Communément utilisé par le passé, cet ingrédient avait fini par disparaître après la guerre. Il fait désormais un retour en force.
On ne présente plus le sushi, devenu la référence culinaire japonaise à l’étranger. Le sushi connaît de nombreuses relectures et variantes, et ce, dans plusieurs pays, mais si la forme et les ingrédients se diversifient, la préparation du riz demeure sans doute identique partout. Or, peu savent que la préparation du riz, l’étape la plus importante, a drastiquement changé il y a soixante-dix ans de cela.
Dans l’histoire du sushi, le style Edomae (le style d’Edo, de Tôkyô) constituait la base du sushi que l’on connaît actuellement. Le riz était alors assaisonné au “vinaigre rouge” (akasu), préparé à partir du marc de saké. Ce vinaigre est caractérisé par un parfum présent et un goût rond, obtenus grâce à une longue fermentation (de trois à cinq ans). Or, la production de ce vinaigre a brutalement diminué avec la Seconde Guerre mondiale, comme de nombreux autres produits traditionnels. Après le conflit, les cuisiniers ayant appris le sushi de style Edo dans la capitale se sont installés dans diverses régions de l’Archipel. Or, à l’époque, il était difficile de se procurer du riz blanc de bonne qualité et ce riz coloré par le vinaigre n’était guère apprécié. Les gens pensaient qu’il s’agissait de riz vieux ou importé de l’étranger. Voilà pourquoi on a commencé à utiliser du vinaigre blanc, préparé à base de riz. Aujourd’hui, lorsqu’on regarde un livre de préparation de sushi, il est indiqué dans la recette de diluer du sucre et du sel dans du vinaigre, de porter à ébullition et de verser le mélange sur le riz cuit. L’ajout de sucre est devenu nécessaire pour apporter ce goût rond caractéristique.
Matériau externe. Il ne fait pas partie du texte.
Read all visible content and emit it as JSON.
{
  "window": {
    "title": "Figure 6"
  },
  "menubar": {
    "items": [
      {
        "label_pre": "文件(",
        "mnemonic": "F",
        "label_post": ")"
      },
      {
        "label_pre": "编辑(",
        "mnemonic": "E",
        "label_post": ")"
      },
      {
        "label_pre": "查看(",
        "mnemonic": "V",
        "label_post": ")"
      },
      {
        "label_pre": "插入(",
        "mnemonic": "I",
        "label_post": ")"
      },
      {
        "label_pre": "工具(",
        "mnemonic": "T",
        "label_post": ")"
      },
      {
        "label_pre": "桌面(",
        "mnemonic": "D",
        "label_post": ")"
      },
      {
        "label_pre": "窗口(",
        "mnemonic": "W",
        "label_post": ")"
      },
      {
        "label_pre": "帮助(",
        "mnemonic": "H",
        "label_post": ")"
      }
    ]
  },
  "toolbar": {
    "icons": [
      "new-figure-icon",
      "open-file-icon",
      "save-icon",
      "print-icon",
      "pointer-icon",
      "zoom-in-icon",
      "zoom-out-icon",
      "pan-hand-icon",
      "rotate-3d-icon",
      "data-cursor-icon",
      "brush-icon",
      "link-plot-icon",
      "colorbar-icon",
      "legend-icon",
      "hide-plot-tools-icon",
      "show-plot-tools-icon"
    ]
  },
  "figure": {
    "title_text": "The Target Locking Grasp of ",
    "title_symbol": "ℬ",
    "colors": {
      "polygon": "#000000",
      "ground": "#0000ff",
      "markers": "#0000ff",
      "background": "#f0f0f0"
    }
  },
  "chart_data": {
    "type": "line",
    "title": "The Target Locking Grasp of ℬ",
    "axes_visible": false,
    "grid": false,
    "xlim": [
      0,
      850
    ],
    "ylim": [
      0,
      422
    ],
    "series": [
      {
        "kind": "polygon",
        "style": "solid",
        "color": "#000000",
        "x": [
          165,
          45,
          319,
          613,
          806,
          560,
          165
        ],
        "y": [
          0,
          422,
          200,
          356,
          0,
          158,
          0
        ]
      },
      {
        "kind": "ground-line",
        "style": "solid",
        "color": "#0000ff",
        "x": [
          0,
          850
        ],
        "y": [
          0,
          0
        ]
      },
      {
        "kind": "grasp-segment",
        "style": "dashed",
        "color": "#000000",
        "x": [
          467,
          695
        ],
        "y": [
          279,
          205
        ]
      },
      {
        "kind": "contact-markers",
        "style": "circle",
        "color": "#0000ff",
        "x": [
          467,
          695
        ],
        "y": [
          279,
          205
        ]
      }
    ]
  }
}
Le vinaigre rouge, longtemps oublié, commence à faire son retour. La marque Mizkan, maison qui existe depuis plus de deux cents ans, et, selon les documents, la première à produire du vinaigre au marc de saké, a récemment relancé ce vinaigre historique, en respectant la recette de l’époque. “Le vinaigre rouge possède un umami plus prononcé, et s’accorde avec du thon par exemple, un goût qui a de la présence. Mais il n’est pas idéal pour tout non plus. Les hommes ont tendance à rechercher, de plus en plus, l’umami, risquant ainsi de créer des sushis qui “fatiguent” plus vite le palais”, estime M. Takatori de l’Institut de vérification du goût.
Bien évidemment, ce vinaigre ne s’associe pas aux sushis de l’ouest du Japon, dont les poissons sont souvent cuits et pressés. Il n’a d’ailleurs jamais été utilisé, même traditionnellement, pour ce genre de sushi. Toujours est-il qu’on a pu redécouvrir un autre potentiel, une autre façon d’apprécier le sushi, qui est celle d’il y a deux cents ans.
Désormais, dans l’univers du sushi, on peut presque dire que le vinaigre rouge est à la mode. Vous pouvez trouver le riz préparé avec ce vinaigre dans les bons restaurants de sushi à Tôkyô comme à Paris, et même chez L’Abysse, le nouveau comptoir à sushis au Pavillon Ledoyen. Le riz y est préparé à base de vinaigre rouge, à la demande du chef Yannick Alléno lui-même, qui l’avait découvert lors de son séjour au Japon. Il le marie à la vanille et au homard, à la crevette avec son extraction de tomate… Ce n’est pas qu’un simple retour des choses. Le vinaigre rouge est en passe de connaître une nouvelle vie.